The prices continued to rise despite wide expectations that recent Fed rate hikes would cause inflation to peak and start to ease inflationary pressures, though the latest report showed inflation rose to the highest in more than four decades, with signs that it could rise further and enter the double-digit values.
Inflation rose to 8.6% in May, the highest since early 1992, with the value reflecting the current formula of calculating, but if it was calculated the way it was done back in 1992, the level of inflation would have been over 15%.
Economists remain worried as the action of the central bank, which now increased the pace in tightening its monetary policy to curb the worst inflation in more than 40 years, so far does not give results.
Additional negative signals coming from the central bank’s downgrade of the economic outlook, expecting growth to slow below the expected 1.7% rate in 2022 which divides analysts in views of the performance of the US economy.

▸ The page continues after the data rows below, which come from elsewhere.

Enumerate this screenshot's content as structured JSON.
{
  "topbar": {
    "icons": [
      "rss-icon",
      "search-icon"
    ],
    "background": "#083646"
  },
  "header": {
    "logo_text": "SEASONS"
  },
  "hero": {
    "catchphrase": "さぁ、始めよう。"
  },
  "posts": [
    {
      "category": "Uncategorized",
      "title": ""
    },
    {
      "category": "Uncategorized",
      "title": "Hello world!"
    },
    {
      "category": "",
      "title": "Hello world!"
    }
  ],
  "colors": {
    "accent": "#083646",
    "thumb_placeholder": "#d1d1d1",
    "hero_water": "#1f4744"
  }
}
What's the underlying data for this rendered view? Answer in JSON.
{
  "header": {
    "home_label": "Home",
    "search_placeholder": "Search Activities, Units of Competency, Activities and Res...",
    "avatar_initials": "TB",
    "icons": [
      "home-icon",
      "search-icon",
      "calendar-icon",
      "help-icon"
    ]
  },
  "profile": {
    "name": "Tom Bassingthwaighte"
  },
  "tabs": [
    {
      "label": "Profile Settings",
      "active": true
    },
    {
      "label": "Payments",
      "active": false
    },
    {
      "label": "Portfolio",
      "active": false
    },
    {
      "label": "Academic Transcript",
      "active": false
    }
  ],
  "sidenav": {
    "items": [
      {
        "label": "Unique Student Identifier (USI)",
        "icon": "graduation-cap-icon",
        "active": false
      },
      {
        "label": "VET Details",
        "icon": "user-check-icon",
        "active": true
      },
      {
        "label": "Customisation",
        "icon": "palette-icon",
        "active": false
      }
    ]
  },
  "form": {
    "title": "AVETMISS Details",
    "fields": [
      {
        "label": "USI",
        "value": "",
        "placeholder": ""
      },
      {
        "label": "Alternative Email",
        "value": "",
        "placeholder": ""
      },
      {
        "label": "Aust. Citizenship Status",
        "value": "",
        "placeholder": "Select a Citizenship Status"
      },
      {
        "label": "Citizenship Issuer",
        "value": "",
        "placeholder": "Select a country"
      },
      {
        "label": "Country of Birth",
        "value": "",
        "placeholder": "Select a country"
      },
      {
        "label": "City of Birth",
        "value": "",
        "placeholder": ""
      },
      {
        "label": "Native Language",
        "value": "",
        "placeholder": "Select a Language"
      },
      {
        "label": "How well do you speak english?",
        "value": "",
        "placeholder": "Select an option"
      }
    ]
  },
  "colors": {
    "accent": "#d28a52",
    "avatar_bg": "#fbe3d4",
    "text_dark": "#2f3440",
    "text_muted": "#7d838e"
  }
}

The US central bank is expected to deliver another 0.75% rate increase in the next meeting in July, but Fed Chair Jerome Powell said such moves would not be common, however, all possible scenarios will remain on the table.
Some expect a scenario of the economy’s hard landing as rate hikes will not give expected results in putting inflation under control but would slow growth and push the economy into recession, while others expect that the central bank’s actions will dampen inflation, although the growth will again slow, it would lead to a so-called soft landing.
Powell expressed optimism regarding the central bank’s decision to raise rates in a more aggressive manner, expecting that this will ease recession risks and that the economy would emerge unharmed from the Fed’s action which represents the sharpest policy tightening since 1994, although the expectations that the economy will slide into recession, currently stand at the level above 50%.
This suggests that the US central bank, despite its current confidence, will have to strongly count on the recession scenario, meaning that the policymakers will face strong signals of reversing its action and probably bring rate cuts on their agenda in mid-2023 in case of rising recession risks.
The Fed is in a very difficult situation as it has been strongly criticized for mishandling the monetary policy tools and being late in attempts to curb inflation, with many analysts accusing the central bank of reacting too slowly and delaying, according to them, more appropriate steps, in taming inflation, once they had strong signals it may get unleashed and cause much bigger damage to the economy that we see now.
The US policymakers are expected to remain very cautious, as soaring inflation so far does not show signs of peaking that would prompt the Fed for more aggressive steps in the near future, despite a slightly calmer tone from chair Powell, with inflation reports in coming months to be the main drivers of Fed’s action.